I am trying to apply BART for classification in a problem where predictors are dummy variable as well as the y variable. I know is an uncommon set up but unfortunately this is the setting. Actually the 0 and 1 values were obtained from a categorical variable ranging from -4 to 4 setting the negative values to 0 add the positive values to 1. I also have the categorical version of the data in case it may be useful.
Now, my predictors contain a lot of NA values (namely 70%) and consist of a 648×48 matrix of dummies 0-1. My y variable does not contain missing values and has 648 values.
I am currently working in R with RSTudio.

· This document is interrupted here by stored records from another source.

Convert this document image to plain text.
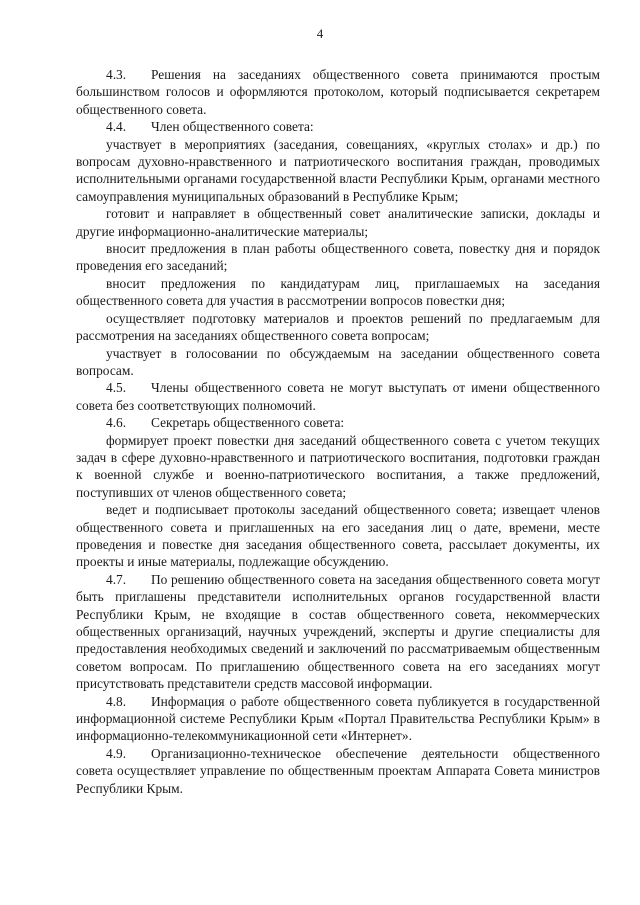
4

4.3. Решения на заседаниях общественного совета принимаются простым большинством голосов и оформляются протоколом, который подписывается секретарем общественного совета.

4.4. Член общественного совета:

участвует в мероприятиях (заседания, совещаниях, «круглых столах» и др.) по вопросам духовно-нравственного и патриотического воспитания граждан, проводимых исполнительными органами государственной власти Республики Крым, органами местного самоуправления муниципальных образований в Республике Крым;

готовит и направляет в общественный совет аналитические записки, доклады и другие информационно-аналитические материалы;

вносит предложения в план работы общественного совета, повестку дня и порядок проведения его заседаний;

вносит предложения по кандидатурам лиц, приглашаемых на заседания общественного совета для участия в рассмотрении вопросов повестки дня;

осуществляет подготовку материалов и проектов решений по предлагаемым для рассмотрения на заседаниях общественного совета вопросам;

участвует в голосовании по обсуждаемым на заседании общественного совета вопросам.

4.5. Члены общественного совета не могут выступать от имени общественного совета без соответствующих полномочий.

4.6. Секретарь общественного совета:

формирует проект повестки дня заседаний общественного совета с учетом текущих задач в сфере духовно-нравственного и патриотического воспитания, подготовки граждан к военной службе и военно-патриотического воспитания, а также предложений, поступивших от членов общественного совета;

ведет и подписывает протоколы заседаний общественного совета; извещает членов общественного совета и приглашенных на его заседания лиц о дате, времени, месте проведения и повестке дня заседания общественного совета, рассылает документы, их проекты и иные материалы, подлежащие обсуждению.

4.7. По решению общественного совета на заседания общественного совета могут быть приглашены представители исполнительных органов государственной власти Республики Крым, не входящие в состав общественного совета, некоммерческих общественных организаций, научных учреждений, эксперты и другие специалисты для предоставления необходимых сведений и заключений по рассматриваемым общественным советом вопросам. По приглашению общественного совета на его заседаниях могут присутствовать представители средств массовой информации.

4.8. Информация о работе общественного совета публикуется в государственной информационной системе Республики Крым «Портал Правительства Республики Крым» в информационно-телекоммуникационной сети «Интернет».

4.9. Организационно-техническое обеспечение деятельности общественного совета осуществляет управление по общественным проектам Аппарата Совета министров Республики Крым.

When I perform the code below, however the result are disappointing:
bart_machine = build_bart_machine(predictors, response_var,use_missing_data = TRUE, use_missing_data_dummies_as_covars = TRUE)
bart_machine$confusion_matrix
Namely I obtain a NULL confusion matrix and
bartMachine v1.3.4.1 for regression
Missing data feature ON
training data size: n = 638 and p = 96
built in 5.8 secs on 8 cores, 50 trees, 250 burn-in and 1000 post. samples
sigsq est for y beforehand: 0.016
avg sigsq estimate after burn-in: 0.00314
in-sample statistics:
L1 = 9.91
L2 = 1.01
rmse = 0.04
Pseudo-Rsq = 0.9547
p-val for shapiro-wilk test of normality of residuals: 0
p-val for zero-mean noise: 0.99451
Now my questions are: 1) do you think that I have too many NA values in order to perform a BART? Do you think my set up should at least produce a confusion matrix? Do you think that the categorical version of the data may be more helpful here or the disappointing results above are due to something more profound?
Thank you